There is a footnote to manufactured rubies: manufactured alexandrites, which are a variety of chrysoberyl, first discovered in 1833. Alexandrites are found in the Ural mountains and were given their name to celebrate the coming-of-age of the young Tsar Alexander II. When faceted and polished they are translucent and lustrous, but they are distinguished from all other gems by the intriguing way in which their blue or dark green daylight color changes into raspberry red in artificial light. (Footnote: Alexandrites are also produced in Ceylon,but not such good ones as in the Urals. For a long time the Ceylon gem dealers thought they were green sapphires until a specimen was consigned to London where it was tested by experts. The Ceylon Observer of January 11th, 1887, has an account of an alexandrite of immense size, 1876 carats—being a carat for almost every year of the date. Its owner refused 10000 rupees for it and it was eventually cut into small pieces).

Good alexandrites of any considerable size are extremely rare and fanciers are willing to pay high prices for really fine specimens. It was I who, more or less unwittingly, was responsible for the introduction of synthetic alexandrites to the world’s markets. The idea would never have occurred to me ordinarily, for most of my career has been spent with real gems and not with imitations and artificial stones. But there used to come to my office in Hatton Garden every month or so an analytical chemist, an exiled Russian resident in Paris, who specialized in the manufacture of high-grade scientific rubies. If I never bought anything from him it was not his fault, for he was an excellent salesman for one who had divided most of his life between laboratory and classroom.

Now I often regretted never being able to reward with a small order the pleasant half-hours I used to enjoy with this scholarly and cultured man. One day when he was unusually anxious to book an order, I pointed to a small alexandrite lying on my work table.
‘What’s that?’ he asked.
‘It is a compatriot of yours,’ I said, ‘but unlike you, it is a turncoat.’ Then I explained to him the peculiar property of the stone.
‘Show me,’ said he, so I took him into a dark corner, lit a wax vesta, and like an unfailing miracle it was red stone and now lay in my hand and not a green stone.
‘Very intriguing,’ he said.
‘Now if you could only turn our scientific alexandrites,’ I suggested, more than half in jest. ‘Why, you could book me for a bushel of them.’
‘I shall have a good try,’ he said soberly, and said no more about it. I had completely forgotten the incident when three of four months later he turned up and without ado laid a small parcel of stones on the table. It did not take long to discover that he had succeeded in what I had thought to be impossible. But I was more surprised still when he quoted me a price per carat extremely moderate. I bought all he had with him, and subsequently arranged to take his entire output. It was my idea to corner the market; but alas for such hopes, secrets of that kind are hard to keep, and within the year others were turning out scientific alexandrites in such quantities that it became unprofitable to handle them in Europe.

I managed, however, to arouse a wide interest in these ‘funny’ stones in China and Japan, and the quantity these two markets absorbed was amazing.

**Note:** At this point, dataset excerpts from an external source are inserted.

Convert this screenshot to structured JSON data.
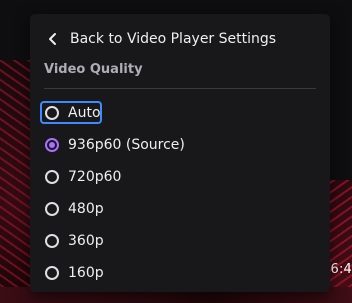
{
  "menu": {
    "back_label": "Back to Video Player Settings",
    "section_title": "Video Quality",
    "options": [
      {
        "label": "Auto",
        "checked": false,
        "focused": true
      },
      {
        "label": "936p60 (Source)",
        "checked": true,
        "focused": false
      },
      {
        "label": "720p60",
        "checked": false,
        "focused": false
      },
      {
        "label": "480p",
        "checked": false,
        "focused": false
      },
      {
        "label": "360p",
        "checked": false,
        "focused": false
      },
      {
        "label": "160p",
        "checked": false,
        "focused": false
      }
    ]
  },
  "player": {
    "time_fragment": "6:4"
  },
  "colors": {
    "panel_bg": "#18181b",
    "accent": "#a970ff",
    "focus_ring": "#3d8bff",
    "secondary_text": "#adadb8"
  },
  "icons": {
    "back": "chevron-left-icon"
  }
}
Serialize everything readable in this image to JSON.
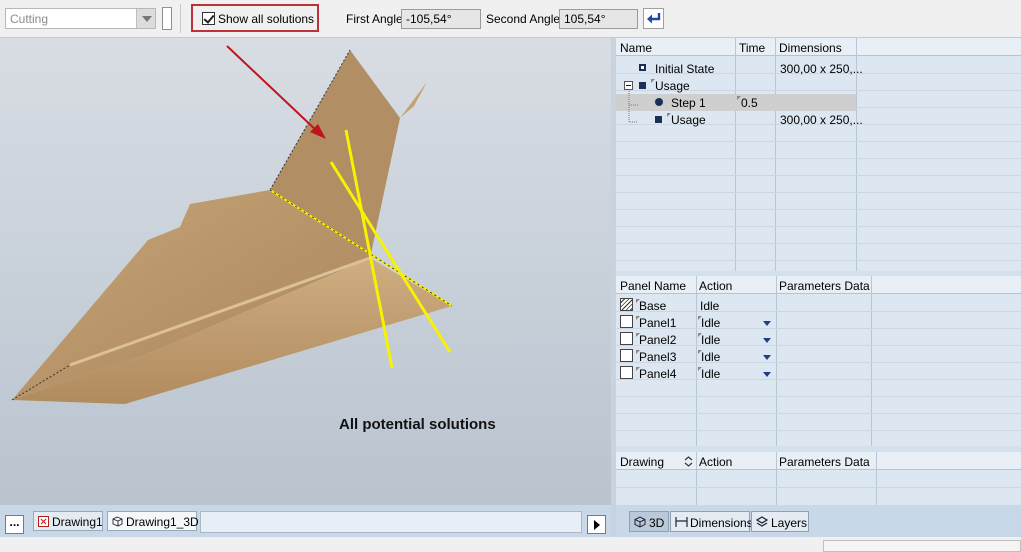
{
  "toolbar": {
    "mode_combo_value": "Cutting",
    "show_all_solutions_label": "Show all solutions",
    "show_all_solutions_checked": true,
    "first_angle_label": "First Angle",
    "first_angle_value": "-105,54°",
    "second_angle_label": "Second Angle",
    "second_angle_value": "105,54°"
  },
  "viewport": {
    "caption": "All potential solutions",
    "annotation_arrow_color": "#c0141c",
    "solution_line_color": "#f5f000",
    "model_color": "#b89468"
  },
  "drawing_tabs": {
    "more_label": "...",
    "tabs": [
      {
        "label": "Drawing1",
        "active": false
      },
      {
        "label": "Drawing1_3D",
        "active": true
      }
    ]
  },
  "steps_grid": {
    "headers": [
      "Name",
      "Time",
      "Dimensions"
    ],
    "rows": [
      {
        "name": "Initial State",
        "time": "",
        "dimensions": "300,00 x 250,..."
      },
      {
        "name": "Usage",
        "time": "",
        "dimensions": ""
      },
      {
        "name": "Step 1",
        "time": "0.5",
        "dimensions": "",
        "selected": true
      },
      {
        "name": "Usage",
        "time": "",
        "dimensions": "300,00 x 250,..."
      }
    ]
  },
  "panels_grid": {
    "headers": [
      "Panel Name",
      "Action",
      "Parameters Data"
    ],
    "rows": [
      {
        "name": "Base",
        "action": "Idle"
      },
      {
        "name": "Panel1",
        "action": "Idle"
      },
      {
        "name": "Panel2",
        "action": "Idle"
      },
      {
        "name": "Panel3",
        "action": "Idle"
      },
      {
        "name": "Panel4",
        "action": "Idle"
      }
    ]
  },
  "drawing_grid": {
    "headers": [
      "Drawing",
      "Action",
      "Parameters Data"
    ]
  },
  "right_tabs": [
    {
      "label": "3D",
      "active": true
    },
    {
      "label": "Dimensions",
      "active": false
    },
    {
      "label": "Layers",
      "active": false
    }
  ]
}
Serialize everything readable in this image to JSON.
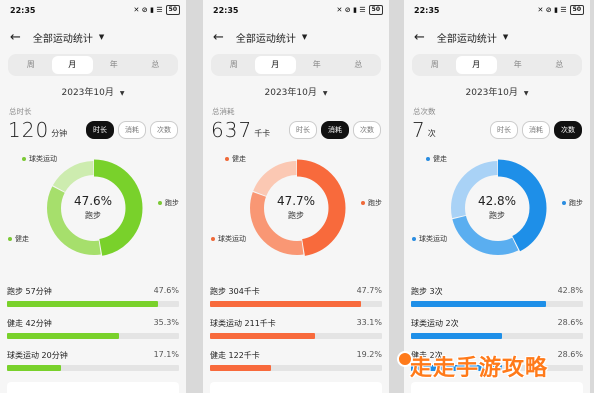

While it lasted I had no cause to complain. There was, and I believe still is, a shop in Hong Kong kept by two Chinese brothers where I frequently met a number of prominent Cantonese, both Government officials connected with Dr Sun Yat Sen’s administration and also not a few military officers of higher rank.

Several of these officers were, as the Americans say, ‘tickled to death’ with alexandrites, the stones that could change sides as effectively as any Chinese brigand general. All of them bought these scientific alexandrite novelties of me; not single specimens, but by the handful. Among these friendly customers was a close-cropped military man who one day, not so many years later, would acquire a news value as great as that of the Austrian house painter’s or the Swedish cinema star’s. His name was Chiang Kai Shek.